British Columbia, worried it will face a labour crunch should its energy sector take off, is pressing the federal government to keep the doors open for temporary foreign workers, arguing major industrial projects will blow through their budgets if outside labour is not available.
Rich Coleman, B.C.’s deputy premier and natural gas development minister, on Wednesday said Canada will “fail” if companies cannot hire foreign workers to fill holes in the labour force. B.C. is concerned about the TFW program because it believes the province will need 100,000 people to fill jobs created as companies develop liquefied natural gas export projects on the coast. Without temporary workers, Mr. Coleman says, projects will run over budget and companies will be skittish. Canadian politicians, he said, must work together on this policy file.
“You need to engage other governments. You need to put together a national strategy,” Mr.
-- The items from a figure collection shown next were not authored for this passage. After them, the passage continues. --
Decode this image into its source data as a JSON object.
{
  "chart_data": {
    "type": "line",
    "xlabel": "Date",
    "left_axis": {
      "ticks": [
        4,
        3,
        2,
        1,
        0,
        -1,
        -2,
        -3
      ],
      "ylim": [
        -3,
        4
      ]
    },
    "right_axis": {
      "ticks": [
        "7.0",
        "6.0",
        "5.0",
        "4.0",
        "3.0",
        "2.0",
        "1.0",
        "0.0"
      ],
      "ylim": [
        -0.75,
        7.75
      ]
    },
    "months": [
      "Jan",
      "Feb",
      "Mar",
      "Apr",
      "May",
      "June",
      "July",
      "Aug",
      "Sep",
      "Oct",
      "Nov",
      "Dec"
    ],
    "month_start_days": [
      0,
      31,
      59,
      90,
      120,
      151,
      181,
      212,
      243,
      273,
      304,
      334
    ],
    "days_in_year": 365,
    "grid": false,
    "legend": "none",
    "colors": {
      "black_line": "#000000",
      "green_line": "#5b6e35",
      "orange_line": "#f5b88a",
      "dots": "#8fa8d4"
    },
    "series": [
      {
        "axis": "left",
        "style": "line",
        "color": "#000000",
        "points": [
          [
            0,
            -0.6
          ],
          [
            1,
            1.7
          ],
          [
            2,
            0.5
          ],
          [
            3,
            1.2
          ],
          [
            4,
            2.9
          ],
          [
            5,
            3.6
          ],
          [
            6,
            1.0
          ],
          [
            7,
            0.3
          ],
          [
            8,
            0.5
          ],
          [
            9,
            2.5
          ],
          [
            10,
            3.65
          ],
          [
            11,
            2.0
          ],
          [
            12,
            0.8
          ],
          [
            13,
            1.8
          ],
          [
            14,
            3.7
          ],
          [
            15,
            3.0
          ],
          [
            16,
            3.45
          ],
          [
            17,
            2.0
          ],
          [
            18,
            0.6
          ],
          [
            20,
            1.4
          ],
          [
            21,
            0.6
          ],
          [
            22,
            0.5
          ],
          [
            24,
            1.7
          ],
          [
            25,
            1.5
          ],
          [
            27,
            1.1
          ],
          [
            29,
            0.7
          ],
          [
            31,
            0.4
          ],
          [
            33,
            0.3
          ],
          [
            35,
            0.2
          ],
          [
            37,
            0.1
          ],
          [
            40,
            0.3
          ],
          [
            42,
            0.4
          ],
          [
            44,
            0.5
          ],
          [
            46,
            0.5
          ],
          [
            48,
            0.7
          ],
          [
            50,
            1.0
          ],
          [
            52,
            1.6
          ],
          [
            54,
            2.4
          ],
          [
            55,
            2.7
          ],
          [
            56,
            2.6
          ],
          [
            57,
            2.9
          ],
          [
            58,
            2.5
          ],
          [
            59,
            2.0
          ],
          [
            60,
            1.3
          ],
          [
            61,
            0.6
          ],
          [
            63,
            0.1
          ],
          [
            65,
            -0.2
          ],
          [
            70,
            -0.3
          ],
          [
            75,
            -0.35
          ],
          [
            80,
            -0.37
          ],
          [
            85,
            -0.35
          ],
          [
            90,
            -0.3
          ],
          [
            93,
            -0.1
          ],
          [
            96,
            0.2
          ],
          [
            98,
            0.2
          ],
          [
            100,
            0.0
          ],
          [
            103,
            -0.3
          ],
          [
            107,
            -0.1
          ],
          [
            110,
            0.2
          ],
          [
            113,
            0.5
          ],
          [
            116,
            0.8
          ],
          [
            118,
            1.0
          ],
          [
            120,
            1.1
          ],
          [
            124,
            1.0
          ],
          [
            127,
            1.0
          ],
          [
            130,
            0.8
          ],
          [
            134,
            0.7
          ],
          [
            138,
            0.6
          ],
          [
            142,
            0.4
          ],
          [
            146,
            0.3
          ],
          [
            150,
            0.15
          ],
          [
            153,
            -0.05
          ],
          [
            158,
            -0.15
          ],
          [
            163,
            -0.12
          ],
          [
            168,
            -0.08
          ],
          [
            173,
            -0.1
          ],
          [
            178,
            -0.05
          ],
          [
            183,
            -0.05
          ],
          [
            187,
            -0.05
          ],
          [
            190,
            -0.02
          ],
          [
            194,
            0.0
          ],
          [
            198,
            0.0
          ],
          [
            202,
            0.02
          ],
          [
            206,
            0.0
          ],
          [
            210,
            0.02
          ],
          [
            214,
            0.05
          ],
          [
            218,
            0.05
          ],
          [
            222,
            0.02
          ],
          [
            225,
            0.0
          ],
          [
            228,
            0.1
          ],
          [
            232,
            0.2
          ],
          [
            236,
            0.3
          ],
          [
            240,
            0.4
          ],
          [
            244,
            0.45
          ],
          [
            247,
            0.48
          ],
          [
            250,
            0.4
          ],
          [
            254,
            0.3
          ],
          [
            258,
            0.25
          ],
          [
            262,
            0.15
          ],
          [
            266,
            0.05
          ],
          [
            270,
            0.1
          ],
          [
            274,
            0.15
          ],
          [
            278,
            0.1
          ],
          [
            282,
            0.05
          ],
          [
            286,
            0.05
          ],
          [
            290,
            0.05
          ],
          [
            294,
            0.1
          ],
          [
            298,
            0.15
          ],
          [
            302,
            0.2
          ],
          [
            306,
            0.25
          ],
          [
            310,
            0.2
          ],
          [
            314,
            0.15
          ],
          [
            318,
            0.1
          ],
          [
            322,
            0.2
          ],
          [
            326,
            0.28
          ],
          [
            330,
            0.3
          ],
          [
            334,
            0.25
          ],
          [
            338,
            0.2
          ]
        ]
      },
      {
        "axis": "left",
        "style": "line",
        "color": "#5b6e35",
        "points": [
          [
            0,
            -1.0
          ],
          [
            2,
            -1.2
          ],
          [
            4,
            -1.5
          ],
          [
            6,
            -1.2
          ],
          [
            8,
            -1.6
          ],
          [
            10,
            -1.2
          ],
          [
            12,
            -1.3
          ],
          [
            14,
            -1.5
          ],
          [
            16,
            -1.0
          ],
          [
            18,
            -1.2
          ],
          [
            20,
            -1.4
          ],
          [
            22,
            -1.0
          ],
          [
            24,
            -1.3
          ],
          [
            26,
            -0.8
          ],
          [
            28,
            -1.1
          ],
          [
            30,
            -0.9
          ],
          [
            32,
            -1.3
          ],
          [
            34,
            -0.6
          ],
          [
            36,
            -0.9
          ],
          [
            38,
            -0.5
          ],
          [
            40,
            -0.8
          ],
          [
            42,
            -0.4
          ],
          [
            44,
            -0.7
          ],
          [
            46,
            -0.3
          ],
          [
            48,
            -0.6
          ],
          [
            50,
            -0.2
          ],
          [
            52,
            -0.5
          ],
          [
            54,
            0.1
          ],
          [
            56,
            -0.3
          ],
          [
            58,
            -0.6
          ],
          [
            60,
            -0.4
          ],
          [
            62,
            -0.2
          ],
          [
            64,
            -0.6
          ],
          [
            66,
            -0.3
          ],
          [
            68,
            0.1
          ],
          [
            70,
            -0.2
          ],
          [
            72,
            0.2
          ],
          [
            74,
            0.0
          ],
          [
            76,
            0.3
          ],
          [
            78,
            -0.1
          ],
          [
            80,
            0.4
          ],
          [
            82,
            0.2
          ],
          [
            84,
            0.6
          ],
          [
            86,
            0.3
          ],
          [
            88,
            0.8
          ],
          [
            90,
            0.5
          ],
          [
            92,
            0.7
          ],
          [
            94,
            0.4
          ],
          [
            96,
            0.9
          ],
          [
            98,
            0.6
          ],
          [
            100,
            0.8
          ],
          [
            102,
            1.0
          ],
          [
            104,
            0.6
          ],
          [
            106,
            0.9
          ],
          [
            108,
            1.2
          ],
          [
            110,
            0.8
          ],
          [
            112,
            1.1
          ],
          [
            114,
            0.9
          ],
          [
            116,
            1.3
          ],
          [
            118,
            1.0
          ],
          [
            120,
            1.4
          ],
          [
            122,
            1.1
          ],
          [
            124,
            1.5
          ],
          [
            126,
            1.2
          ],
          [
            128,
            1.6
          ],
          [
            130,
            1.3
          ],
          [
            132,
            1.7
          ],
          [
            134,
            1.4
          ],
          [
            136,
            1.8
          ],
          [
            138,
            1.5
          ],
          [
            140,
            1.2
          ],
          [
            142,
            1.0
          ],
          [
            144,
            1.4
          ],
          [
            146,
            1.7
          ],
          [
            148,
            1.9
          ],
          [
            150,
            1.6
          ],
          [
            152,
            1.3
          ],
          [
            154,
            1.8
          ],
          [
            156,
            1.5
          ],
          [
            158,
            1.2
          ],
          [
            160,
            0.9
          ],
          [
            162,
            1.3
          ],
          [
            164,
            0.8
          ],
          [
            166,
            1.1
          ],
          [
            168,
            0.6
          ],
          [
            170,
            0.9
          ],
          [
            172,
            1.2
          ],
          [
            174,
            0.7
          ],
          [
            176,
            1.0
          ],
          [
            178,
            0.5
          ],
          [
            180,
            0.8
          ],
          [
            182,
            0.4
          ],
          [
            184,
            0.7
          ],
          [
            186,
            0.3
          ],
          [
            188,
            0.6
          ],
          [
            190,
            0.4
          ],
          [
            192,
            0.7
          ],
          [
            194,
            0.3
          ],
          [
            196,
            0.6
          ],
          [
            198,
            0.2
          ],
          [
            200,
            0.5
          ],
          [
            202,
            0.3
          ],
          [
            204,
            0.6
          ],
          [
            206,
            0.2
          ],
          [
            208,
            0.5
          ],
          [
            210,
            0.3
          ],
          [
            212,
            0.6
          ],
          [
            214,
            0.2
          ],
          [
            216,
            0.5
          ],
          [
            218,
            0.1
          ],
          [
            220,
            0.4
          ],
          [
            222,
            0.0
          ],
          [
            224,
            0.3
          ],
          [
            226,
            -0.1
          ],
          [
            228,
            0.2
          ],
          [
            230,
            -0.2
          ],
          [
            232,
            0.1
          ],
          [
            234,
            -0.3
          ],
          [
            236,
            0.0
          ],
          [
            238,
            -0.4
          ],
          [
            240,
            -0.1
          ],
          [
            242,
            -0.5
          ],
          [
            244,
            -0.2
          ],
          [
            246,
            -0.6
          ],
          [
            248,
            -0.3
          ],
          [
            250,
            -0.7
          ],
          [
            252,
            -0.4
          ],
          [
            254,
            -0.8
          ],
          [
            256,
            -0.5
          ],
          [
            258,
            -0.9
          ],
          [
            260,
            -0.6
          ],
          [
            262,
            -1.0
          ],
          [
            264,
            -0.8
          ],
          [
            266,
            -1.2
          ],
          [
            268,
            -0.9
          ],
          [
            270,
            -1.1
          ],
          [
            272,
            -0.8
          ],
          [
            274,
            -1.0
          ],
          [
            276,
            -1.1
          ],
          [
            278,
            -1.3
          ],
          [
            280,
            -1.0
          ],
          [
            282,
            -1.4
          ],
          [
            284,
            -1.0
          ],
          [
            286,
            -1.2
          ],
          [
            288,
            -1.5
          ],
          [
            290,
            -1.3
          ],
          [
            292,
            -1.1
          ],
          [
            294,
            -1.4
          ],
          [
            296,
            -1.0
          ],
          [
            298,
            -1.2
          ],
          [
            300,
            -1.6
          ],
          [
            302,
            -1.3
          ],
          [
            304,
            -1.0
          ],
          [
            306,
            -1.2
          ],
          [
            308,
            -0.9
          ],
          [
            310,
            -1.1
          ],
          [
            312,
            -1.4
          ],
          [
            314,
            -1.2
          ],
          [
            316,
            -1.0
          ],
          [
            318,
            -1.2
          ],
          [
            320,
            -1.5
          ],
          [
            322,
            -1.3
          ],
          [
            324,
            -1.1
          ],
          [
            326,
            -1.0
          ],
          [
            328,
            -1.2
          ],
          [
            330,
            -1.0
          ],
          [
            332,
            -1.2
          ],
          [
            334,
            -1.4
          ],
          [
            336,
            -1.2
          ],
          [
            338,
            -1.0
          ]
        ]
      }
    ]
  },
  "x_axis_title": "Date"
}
Coleman told a Calgary audience. “We want a very aggressive, very optimistic, high-skilled labour strategy in Canada to allow for foreign workers to come into this country.”
His demands come as the federal Conservatives consider axing the TFW program for low-wage jobs by 2016. The TFW program is a political hot potato in Canada, with opponents alleging employers abuse the plan by hiring outsiders at lower wages or using it as a backdoor to bring relatives here. Proponents argue the system is necessary because there are not enough Canadians with the talent to fill highly-skilled jobs, or the desire to fill low-end jobs. The majority of TFWs in Canada are employed in Alberta, followed by Ontario, and then B.C.
There are 15 liquefied natural gas export projects under consideration in B.C., and while only a few of these will proceed, thousands of people will be employed because of the activity. Mr. Coleman said if companies are unable to hire TFWs, investors will fret over budgets. Construction costs for just three or four LNG projects could reach $100-billion, he said.
“We need to know that it is good to invite people to our country to work, to immigrate, and to bring their skills, because otherwise [the] country will fail,” he said at the Energy Council of Canada’s 2014 Canadian Energy Summit and World Energy Council North America Region Energy Forum.
“We always have to remember my ancestors, your ancestors, came here as immigrants - came here with skills to help build the country,” he told reporters afterward.
The LNG export industry is focused on northwestern British Columbia, and could turn Kitimat into a boomtown. This means demand for highly-skilled jobs, such as engineers, will grow, and so too will demand for jobs requiring few skills, such as fast-food cashiers.
Alberta is particularly concerned about changes to the TFW program, given how the oil and gas sector has heated up the province’s economy. Ken Kobly, president and chief executive of the Alberta Chambers of Commerce, is worried about the program being trimmed and increasing fees for companies using the program.
In Alberta, the temporary foreign worker is about the survival of businesses that can’t afford energy sector wages, he said.
“I don’t really think the government gets it.”
Andrew Leach, a professor of energy policy at the Alberta School of Business at the University of Alberta, notes labour within Canada does not move freely. Highly-skilled engineers, for example, may move, but likely have support from their employers. The same support system does not apply to low-skill jobs, like kitchen workers in camps.
“You don’t move for a buck,“ he said.